Wednesday’s reciprocal tariffs could push the effective tariff rate another 4 percentage points higher. Anything further than that could move tariffs beyond a revenue-raising “sweet spot,” in our view. Globally, the risk of high tariffs disrupting trade and economic activity would potentially offset any US federal revenue gains that the Trump administration seeks to use to further domestic policies. - How long? We do not know how long the previously enacted tariffs and any future tariffs will remain in force. However, we believe that the news flow could become more supportive as we approach the second half of the year. Once tariffs are announced on 2 April, negotiations to soften them can begin.
- What reactions can we expect? The reciprocal and product-specific tariffs will likely prompt varied responses across different countries, ranging from immediate retaliation to diplomatic negotiations.
North America, particularly Canada and Mexico, may adopt a more diplomatic approach. Recent positive interactions between President Trump and Canadian Prime Minister Carney suggest potential for tariff de-escalation, and the US-Mexico relationship has been pragmatic. Potential off-ramps include enhanced border security measures and stricter rules-of-origin content requirements in the upcoming US-Mexico-Canada trade agreement review.
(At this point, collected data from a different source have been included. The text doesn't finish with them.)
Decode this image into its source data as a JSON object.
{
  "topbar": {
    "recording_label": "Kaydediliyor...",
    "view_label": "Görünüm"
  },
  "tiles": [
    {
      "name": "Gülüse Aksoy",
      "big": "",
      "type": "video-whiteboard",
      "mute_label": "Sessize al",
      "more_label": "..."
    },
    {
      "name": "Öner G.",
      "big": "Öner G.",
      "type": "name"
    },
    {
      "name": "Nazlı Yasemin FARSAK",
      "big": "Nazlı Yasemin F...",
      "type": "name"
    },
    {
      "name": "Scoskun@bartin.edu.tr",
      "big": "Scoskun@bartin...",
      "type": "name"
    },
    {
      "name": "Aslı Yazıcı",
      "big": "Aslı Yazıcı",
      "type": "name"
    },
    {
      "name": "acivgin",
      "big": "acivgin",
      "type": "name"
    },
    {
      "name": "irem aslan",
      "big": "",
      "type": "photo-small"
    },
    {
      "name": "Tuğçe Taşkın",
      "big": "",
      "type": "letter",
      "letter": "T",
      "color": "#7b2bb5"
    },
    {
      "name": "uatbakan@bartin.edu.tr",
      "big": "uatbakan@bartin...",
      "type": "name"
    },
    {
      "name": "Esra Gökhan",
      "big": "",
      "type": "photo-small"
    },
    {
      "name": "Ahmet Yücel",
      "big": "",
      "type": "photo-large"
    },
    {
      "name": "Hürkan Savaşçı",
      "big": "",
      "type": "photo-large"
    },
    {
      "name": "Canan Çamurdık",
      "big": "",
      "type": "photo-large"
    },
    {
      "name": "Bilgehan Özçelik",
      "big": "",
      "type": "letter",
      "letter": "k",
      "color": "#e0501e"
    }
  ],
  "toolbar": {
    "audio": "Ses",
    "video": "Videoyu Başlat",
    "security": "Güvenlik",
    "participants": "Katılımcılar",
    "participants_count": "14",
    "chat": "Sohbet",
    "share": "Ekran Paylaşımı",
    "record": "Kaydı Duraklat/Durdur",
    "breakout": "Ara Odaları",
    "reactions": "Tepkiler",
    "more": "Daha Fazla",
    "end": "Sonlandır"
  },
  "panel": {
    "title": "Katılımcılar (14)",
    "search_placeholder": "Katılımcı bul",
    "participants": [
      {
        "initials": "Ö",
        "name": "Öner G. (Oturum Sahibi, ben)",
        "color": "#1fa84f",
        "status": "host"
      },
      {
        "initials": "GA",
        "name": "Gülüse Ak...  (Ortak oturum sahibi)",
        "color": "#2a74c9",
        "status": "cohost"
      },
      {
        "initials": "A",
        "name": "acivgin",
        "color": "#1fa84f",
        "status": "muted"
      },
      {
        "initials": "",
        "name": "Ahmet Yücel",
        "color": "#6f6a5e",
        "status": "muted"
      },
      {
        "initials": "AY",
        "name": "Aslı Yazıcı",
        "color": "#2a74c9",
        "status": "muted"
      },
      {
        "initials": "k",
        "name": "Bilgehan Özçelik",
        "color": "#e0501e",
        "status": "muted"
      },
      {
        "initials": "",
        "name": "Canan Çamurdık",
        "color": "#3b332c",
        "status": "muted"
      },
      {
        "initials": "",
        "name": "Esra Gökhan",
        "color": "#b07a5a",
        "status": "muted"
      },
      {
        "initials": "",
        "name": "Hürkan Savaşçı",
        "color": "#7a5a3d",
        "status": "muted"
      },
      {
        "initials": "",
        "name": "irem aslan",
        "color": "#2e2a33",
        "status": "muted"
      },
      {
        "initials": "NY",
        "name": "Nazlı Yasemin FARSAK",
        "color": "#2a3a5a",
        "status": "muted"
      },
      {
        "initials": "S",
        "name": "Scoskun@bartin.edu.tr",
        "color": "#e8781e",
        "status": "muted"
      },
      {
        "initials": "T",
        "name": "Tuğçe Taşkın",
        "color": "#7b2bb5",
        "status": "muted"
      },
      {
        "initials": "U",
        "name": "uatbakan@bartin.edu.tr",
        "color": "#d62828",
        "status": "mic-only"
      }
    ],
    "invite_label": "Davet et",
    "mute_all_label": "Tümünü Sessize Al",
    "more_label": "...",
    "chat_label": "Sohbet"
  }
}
In contrast, the European Union faces a more challenging scenario. The US administration has numerous grievances with Europe, including corporate tax havens, digital services taxes, carbon border-adjustment taxes, and prohibitions on certain agricultural imports. Given past experiences under Trump 1.0, we think reciprocal tariffs on the EU are likely to be broader and longer lasting. Although the EU trade commissioner has indicated an openness to lower car import tariffs, the complexity of issues suggests prolonged negotiations.
China, already heavily targeted by 2025 tariffs, may seek diplomatic solutions. A planned June summit between US and Chinese leaders could provide opportunities to revisit the dormant 2020 Phase 1 agreement, potentially exchanging geopolitical concessions for tariff reductions.
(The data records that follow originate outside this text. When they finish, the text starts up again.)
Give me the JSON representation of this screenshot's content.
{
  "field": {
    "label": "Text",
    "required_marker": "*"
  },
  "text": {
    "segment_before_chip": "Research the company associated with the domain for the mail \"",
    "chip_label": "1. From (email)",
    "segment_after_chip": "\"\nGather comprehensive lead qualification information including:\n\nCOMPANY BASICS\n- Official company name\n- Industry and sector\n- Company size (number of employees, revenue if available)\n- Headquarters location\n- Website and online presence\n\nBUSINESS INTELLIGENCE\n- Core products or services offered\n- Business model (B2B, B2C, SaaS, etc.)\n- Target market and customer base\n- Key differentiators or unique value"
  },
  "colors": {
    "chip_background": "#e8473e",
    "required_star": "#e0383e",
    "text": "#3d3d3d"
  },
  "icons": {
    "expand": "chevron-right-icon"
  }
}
Read more in our latest Global Risk Radar, “Preview of 2 April tariffs.”
How to invest?
Take advantage of US volatility. Markets are likely to be volatile in the near term as investors navigate US policy and economic uncertainty. But we expect the news flow to become more positive toward the second half of the year. We think investors can use market swings to build long-term exposure. Investors should therefore consider taking advantage of market dips to buy into broad US equities and companies exposed to AI.
Our analysis suggests that entering the US market after a 10% peak-to-trough decline has tended to yield higher returns compared to waiting for 15% or 20% drops, and we believe that investors should accelerate phasing in strategies at S&P 500 levels below 5,500. (For more, see "Signal over noise #5: Equity market valuations – is it time to buy the dip?")
Navigate political risks. Tariff-related uncertainty and trade policy shifts reinforce the need for portfolio diversification and risk management. In equities, capital preservation strategies can help manage downside risks. Investors should also ensure portfolios are well diversified with defensive assets like gold and alternatives like hedge funds.
Seek durable income. With bond yields remaining high despite equity market volatility, we believe investors should seek durable portfolio income and optimize cash returns. High grade and investment grade bonds offer attractive risk-reward, in our view, and can help diversify portfolios against equity market volatility. We also like diversified fixed income strategies, including senior loans, private credit, and equity income strategies.